Em sua apresentação, Almeida informou o MDS já fez a correção do preço do leite dentro dos parâmetros apresentados pela Companhia Nacional de Abastecimento (Conab), para estimular a participação de produtores ao programa. Segundo ele, os novos preços do produto já foram, inclusive, aprovados pelo Conselho Gestor e serão publicados no Diário Oficial da União nos próximos dias.

Outro aspecto positivo apontado pelo diretor do PAA Leite é sobre o aumento do limite disponibilizado pelo programa por produtor. A alteração do valor já foi votado pelo Conselho Gestor e prevê que o limite passe de R$ 8 mil reais para R$ 9 mil, anualmente. “Queremos melhorar cada vez mais a execução do PAA Leite, por se tratar de um programa de grande importância, pois abrange realmente um público muito carente, pois tanto quem vende o leite quanto o público consumidor beneficiário do programa são pessoas em situação de vulnerabilidade e social”, frisou Almeida.

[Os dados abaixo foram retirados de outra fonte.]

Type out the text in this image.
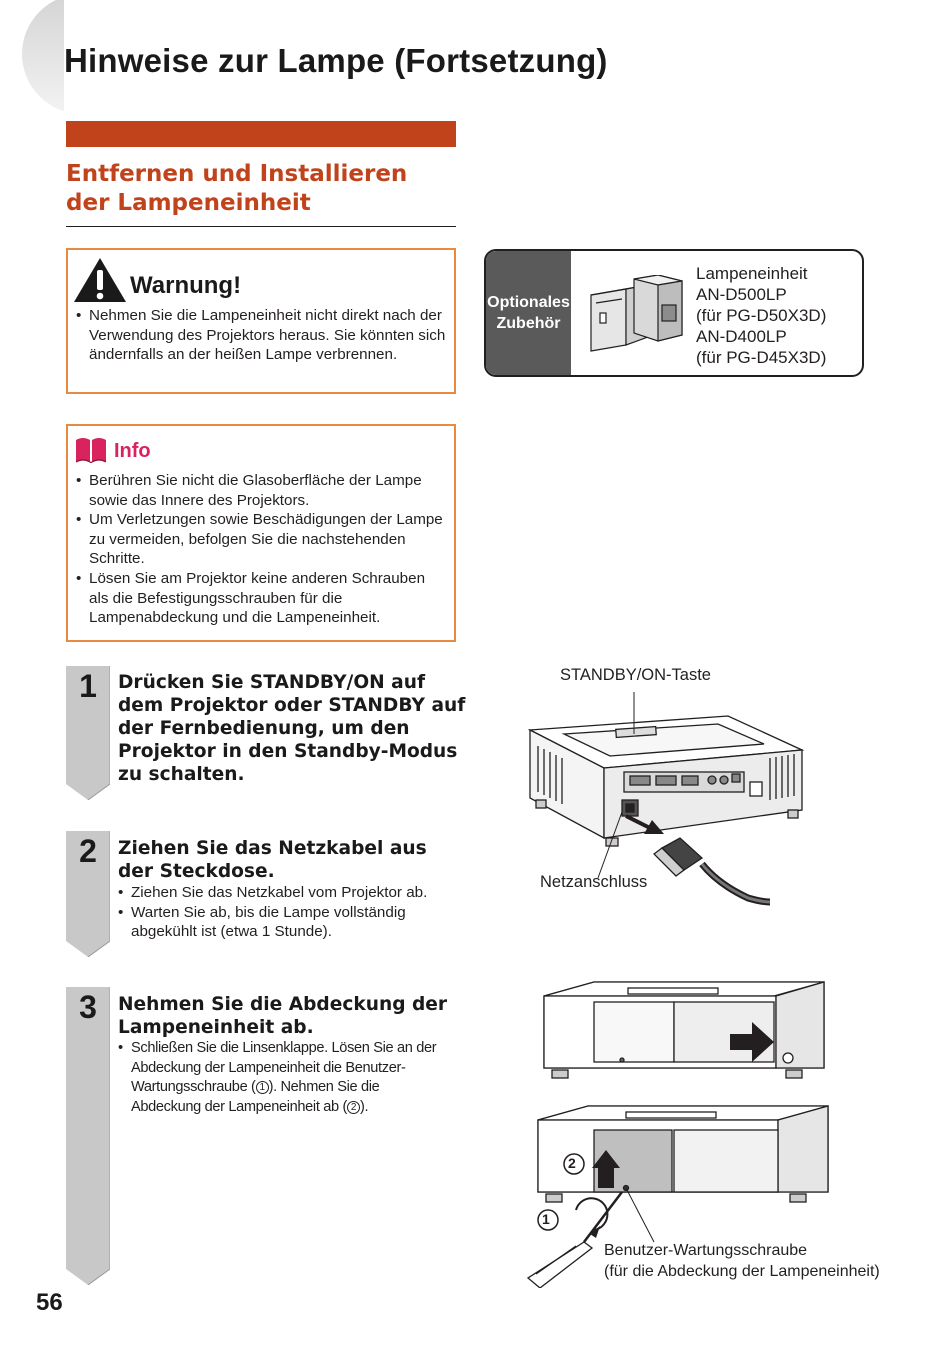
Hinweise zur Lampe (Fortsetzung)
Entfernen und Installieren
der Lampeneinheit
Warnung!
• Nehmen Sie die Lampeneinheit nicht direkt nach der Verwendung des Projektors heraus. Sie könnten sich ändernfalls an der heißen Lampe verbrennen.
Optionales
Zubehör
Lampeneinheit
AN-D500LP
(für PG-D50X3D)
AN-D400LP
(für PG-D45X3D)
Info
• Berühren Sie nicht die Glasoberfläche der Lampe sowie das Innere des Projektors.
• Um Verletzungen sowie Beschädigungen der Lampe zu vermeiden, befolgen Sie die nachstehenden Schritte.
• Lösen Sie am Projektor keine anderen Schrauben als die Befestigungsschrauben für die Lampenabdeckung und die Lampeneinheit.
1	Drücken Sie STANDBY/ON auf dem Projektor oder STANDBY auf der Fernbedienung, um den Projektor in den Standby-Modus zu schalten.
2	Ziehen Sie das Netzkabel aus der Steckdose.
• Ziehen Sie das Netzkabel vom Projektor ab.
• Warten Sie ab, bis die Lampe vollständig abgekühlt ist (etwa 1 Stunde).
3	Nehmen Sie die Abdeckung der Lampeneinheit ab.
• Schließen Sie die Linsenklappe. Lösen Sie an der Abdeckung der Lampeneinheit die Benutzer-Wartungsschraube ( 1 ). Nehmen Sie die Abdeckung der Lampeneinheit ab ( 2 ).
STANDBY/ON-Taste
Netzanschluss
2
1
Benutzer-Wartungsschraube
(für die Abdeckung der Lampeneinheit)
56
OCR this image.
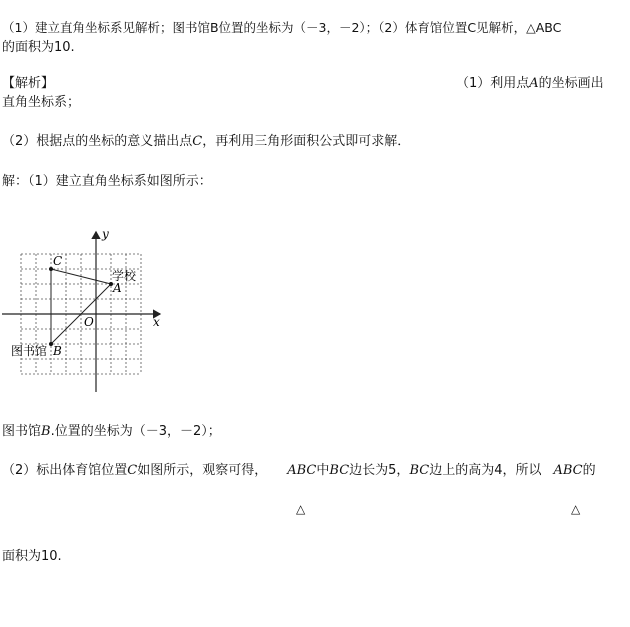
（1）建立直角坐标系见解析；图书馆B位置的坐标为（－3，－2）；（2）体育馆位置C见解析，△ABC
的面积为10.
【解析】	（1）利用点A的坐标画出
直角坐标系；
（2）根据点的坐标的意义描出点C，再利用三角形面积公式即可求解．
解：（1）建立直角坐标系如图所示：
y
x
O
C
A
B
学校
图书馆
图书馆B.位置的坐标为（－3，－2）；
（2）标出体育馆位置C如图所示，观察可得， ABC中BC边长为5，BC边上的高为4，所以 ABC的
△	△
面积为10.
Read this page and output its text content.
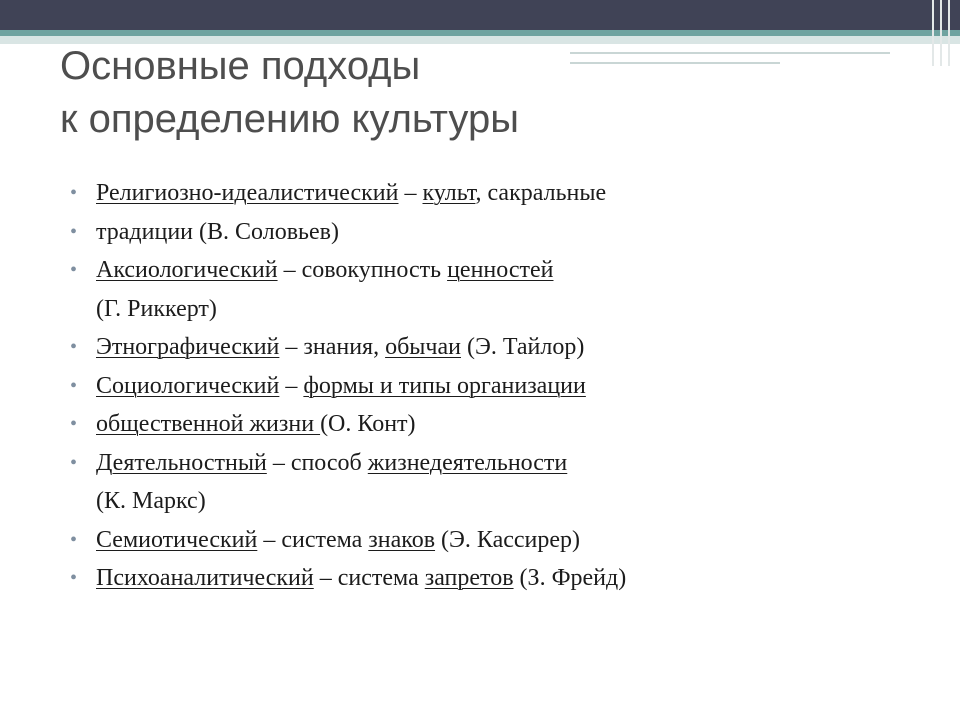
Основные подходы
к определению культуры
• Религиозно-идеалистический – культ, сакральные
• традиции (В. Соловьев)
• Аксиологический – совокупность ценностей
(Г. Риккерт)
• Этнографический – знания, обычаи (Э. Тайлор)
• Социологический – формы и типы организации
• общественной жизни (О. Конт)
• Деятельностный – способ жизнедеятельности
(К. Маркс)
• Семиотический – система знаков (Э. Кассирер)
• Психоаналитический – система запретов (З. Фрейд)
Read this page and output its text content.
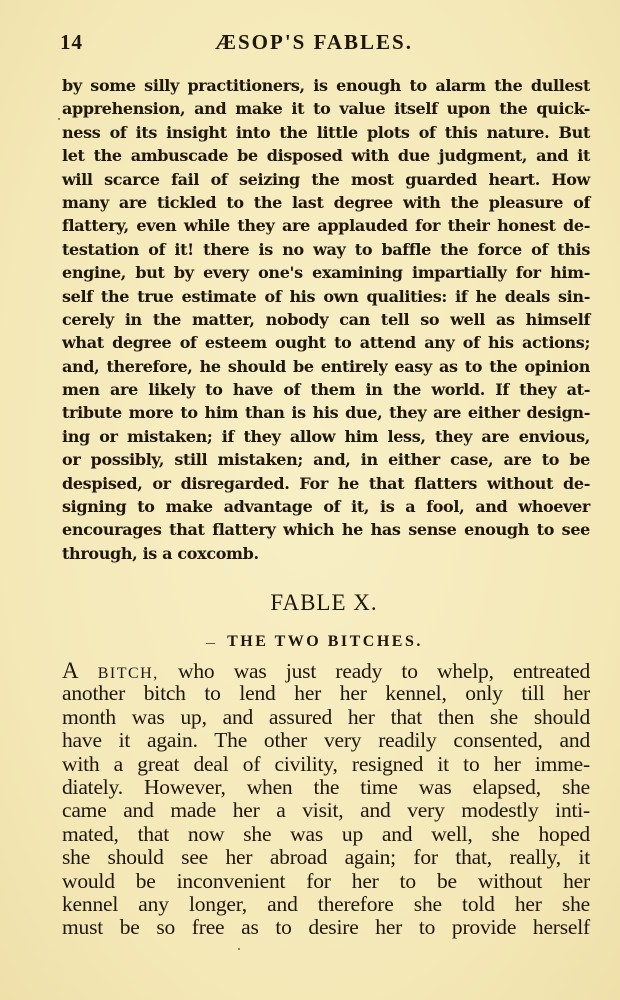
14	ÆSOP'S FABLES.
by some silly practitioners, is enough to alarm the dullest
apprehension, and make it to value itself upon the quick-
ness of its insight into the little plots of this nature. But
let the ambuscade be disposed with due judgment, and it
will scarce fail of seizing the most guarded heart. How
many are tickled to the last degree with the pleasure of
flattery, even while they are applauded for their honest de-
testation of it! there is no way to baffle the force of this
engine, but by every one's examining impartially for him-
self the true estimate of his own qualities: if he deals sin-
cerely in the matter, nobody can tell so well as himself
what degree of esteem ought to attend any of his actions;
and, therefore, he should be entirely easy as to the opinion
men are likely to have of them in the world. If they at-
tribute more to him than is his due, they are either design-
ing or mistaken; if they allow him less, they are envious,
or possibly, still mistaken; and, in either case, are to be
despised, or disregarded. For he that flatters without de-
signing to make advantage of it, is a fool, and whoever
encourages that flattery which he has sense enough to see
through, is a coxcomb.
FABLE X.
THE TWO BITCHES.
A BITCH, who was just ready to whelp, entreated
another bitch to lend her her kennel, only till her
month was up, and assured her that then she should
have it again. The other very readily consented, and
with a great deal of civility, resigned it to her imme-
diately. However, when the time was elapsed, she
came and made her a visit, and very modestly inti-
mated, that now she was up and well, she hoped
she should see her abroad again; for that, really, it
would be inconvenient for her to be without her
kennel any longer, and therefore she told her she
must be so free as to desire her to provide herself
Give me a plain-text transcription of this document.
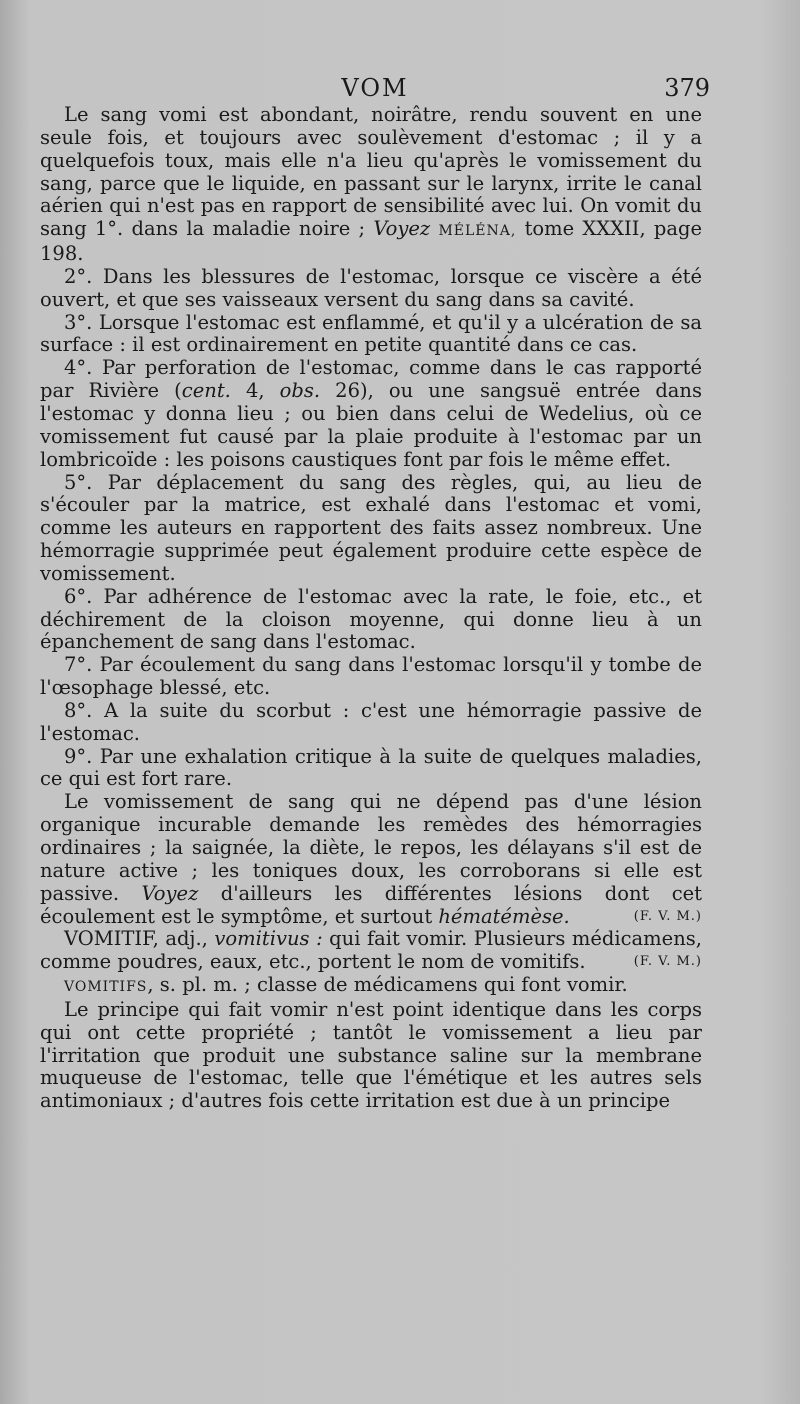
VOM	379

Le sang vomi est abondant, noirâtre, rendu souvent en une seule fois, et toujours avec soulèvement d'estomac ; il y a quelquefois toux, mais elle n'a lieu qu'après le vomissement du sang, parce que le liquide, en passant sur le larynx, irrite le canal aérien qui n'est pas en rapport de sensibilité avec lui. On vomit du sang 1°. dans la maladie noire ; Voyez MÉLÉNA, tome XXXII, page 198.

2°. Dans les blessures de l'estomac, lorsque ce viscère a été ouvert, et que ses vaisseaux versent du sang dans sa cavité.

3°. Lorsque l'estomac est enflammé, et qu'il y a ulcération de sa surface : il est ordinairement en petite quantité dans ce cas.

4°. Par perforation de l'estomac, comme dans le cas rapporté par Rivière (cent. 4, obs. 26), ou une sangsuë entrée dans l'estomac y donna lieu ; ou bien dans celui de Wedelius, où ce vomissement fut causé par la plaie produite à l'estomac par un lombricoïde : les poisons caustiques font par fois le même effet.

5°. Par déplacement du sang des règles, qui, au lieu de s'écouler par la matrice, est exhalé dans l'estomac et vomi, comme les auteurs en rapportent des faits assez nombreux. Une hémorragie supprimée peut également produire cette espèce de vomissement.

6°. Par adhérence de l'estomac avec la rate, le foie, etc., et déchirement de la cloison moyenne, qui donne lieu à un épanchement de sang dans l'estomac.

7°. Par écoulement du sang dans l'estomac lorsqu'il y tombe de l'œsophage blessé, etc.

8°. A la suite du scorbut : c'est une hémorragie passive de l'estomac.

9°. Par une exhalation critique à la suite de quelques maladies, ce qui est fort rare.

Le vomissement de sang qui ne dépend pas d'une lésion organique incurable demande les remèdes des hémorragies ordinaires ; la saignée, la diète, le repos, les délayans s'il est de nature active ; les toniques doux, les corroborans si elle est passive. Voyez d'ailleurs les différentes lésions dont cet écoulement est le symptôme, et surtout hématémèse.	(F. V. M.)

VOMITIF, adj., vomitivus : qui fait vomir. Plusieurs médicamens, comme poudres, eaux, etc., portent le nom de vomitifs.	(F. V. M.)

VOMITIFS, s. pl. m. ; classe de médicamens qui font vomir.

Le principe qui fait vomir n'est point identique dans les corps qui ont cette propriété ; tantôt le vomissement a lieu par l'irritation que produit une substance saline sur la membrane muqueuse de l'estomac, telle que l'émétique et les autres sels antimoniaux ; d'autres fois cette irritation est due à un principe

A Sedes assumiu a execução do Programa em setembro do ano passado. Já foi realizado edital de credenciamento, para credenciamento de cooperativas e associações. No processo, duas cooperativas e duas associações se habilitaram para participar do programa, sendo que apenas a Associação de Produtores de Leite de Codó (Aplec) foi credenciada e atende, no momento, cinco municípios: Codó, Peritoró, São Mateus, Alto Alegre e Santo Antônio dos Lopes. Até outubro próximo, os municípios de Timbiras e Coroatá também estarão operando plenamente.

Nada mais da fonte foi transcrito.